Notizia d’emergenza, agite con urgenza. C’é qualcuno che parla di futuro a Como.

Abbiamo un sogno
Riprenderci il futuro della città

Stefano Ferrari / La Provincia / 27 gennaio 2010

Francesca è un ottimo avvocato che di mestiere fa la mamma di due bambini pieni di salute e di voglia di correre. Ogni volta che capita di incontrarsi si finisce sempre per sghignazzare delle imprese compiute dalle rispettive, esuberanti figliolanze. Francesca appartiene alla categoria dei genitori d’appartamento, i cosiddetti senza giardino, quelli che per «arieggiare» la prole devono affidarsi ai servigi della pubblica amministrazione. Così, dalle peripezie degli infanti alle carenze della città il passo, nei discorsi, è brevissimo:«Scrivilo che non c’è un posto per far giocare i bambini». Il prologo è per dire che, in città, il posto per far giocare i bimbi ci sarebbe eccome, e magari anche per far posteggiare le macchine, altra materia di cui si fa un gran discutere. È lì, ce l’abbiamo sotto il naso: tre anni dopo il suo scenografico abbattimento la Ticosa chiama, ma nessuno risponde. La sua è la voce di un bel pezzo di città che coltiva sogni semplici ma non per questo meno intelligenti di quelli suggeriti dai soliti rendering. Le palazzine che dovrebbero crescere sui ruderi della vecchia tintostamperia fanno schifo.
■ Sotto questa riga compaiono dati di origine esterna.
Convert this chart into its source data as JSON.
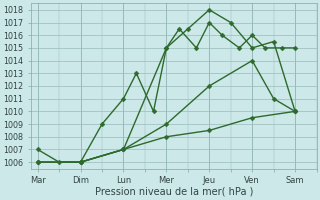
{
  "x_labels": [
    "Mar",
    "Dim",
    "Lun",
    "Mer",
    "Jeu",
    "Ven",
    "Sam"
  ],
  "x_ticks": [
    0,
    1,
    2,
    3,
    4,
    5,
    6
  ],
  "line1": {
    "x": [
      0,
      0.5,
      1,
      1.5,
      2,
      2.3,
      2.7,
      3,
      3.3,
      3.7,
      4,
      4.3,
      4.7,
      5,
      5.3,
      5.7,
      6
    ],
    "y": [
      1007,
      1006,
      1006,
      1009,
      1011,
      1013,
      1010,
      1015,
      1016.5,
      1015,
      1017,
      1016,
      1015,
      1016,
      1015,
      1015,
      1015
    ],
    "color": "#2d6a2d",
    "linewidth": 1.0,
    "markersize": 2.5
  },
  "line2": {
    "x": [
      0,
      1,
      2,
      3,
      3.5,
      4,
      4.5,
      5,
      5.5,
      6
    ],
    "y": [
      1006,
      1006,
      1007,
      1015,
      1016.5,
      1018,
      1017,
      1015,
      1015.5,
      1010
    ],
    "color": "#2d6a2d",
    "linewidth": 1.0,
    "markersize": 2.5
  },
  "line3": {
    "x": [
      0,
      1,
      2,
      3,
      4,
      5,
      5.5,
      6
    ],
    "y": [
      1006,
      1006,
      1007,
      1009,
      1012,
      1014,
      1011,
      1010
    ],
    "color": "#2d6a2d",
    "linewidth": 1.0,
    "markersize": 2.5
  },
  "line4": {
    "x": [
      0,
      1,
      2,
      3,
      4,
      5,
      6
    ],
    "y": [
      1006,
      1006,
      1007,
      1008,
      1008.5,
      1009.5,
      1010
    ],
    "color": "#2d6a2d",
    "linewidth": 1.0,
    "markersize": 2.5
  },
  "ylim": [
    1005.5,
    1018.5
  ],
  "xlim": [
    -0.15,
    6.5
  ],
  "yticks": [
    1006,
    1007,
    1008,
    1009,
    1010,
    1011,
    1012,
    1013,
    1014,
    1015,
    1016,
    1017,
    1018
  ],
  "xlabel": "Pression niveau de la mer( hPa )",
  "bg_color": "#cce8e8",
  "grid_color": "#99bbbb",
  "tick_label_color": "#334444",
  "marker": "D"
}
Porteranno altro smog, altro traffico, altri residenti stipati come polli in batteria, tutti compressi dentro a edifici sfruttati al massimo per poter garantire il massimo guadagno. Via tutto, allora, via i rendering, i progetti, via i 14 milioni che l’amministrazione spera di incassare e che probabilmente non incasserà mai. Il futuro della Ticosa è un bell’autosilo interrato con uno o due piani coperti da un parco che si stenda da via Sant’Abbondio a piazza San Rocco. Fontane, alberi, percorsi per lo jogging, spazi per i bambini e un custode che la sera chiuda a chiave per riaprire al mattino. Formula identica a quella dell’ex zoo. Paga chi costruisce e gestisce il posteggio. Cinquanta, cent’anni di concessione. Avendo ucciso il futuro, la società dell’emergenza non è più capace di pianificare armonicamente il proprio sviluppo e prende le sue decisioni sulla spinta delle necessità immediate. Costruendo un parco sui resti della Ticosa, il Comune rinuncerebbe forse a qualche milione. In compenso, però, si riprenderebbe il suo (e il nostro) futuro.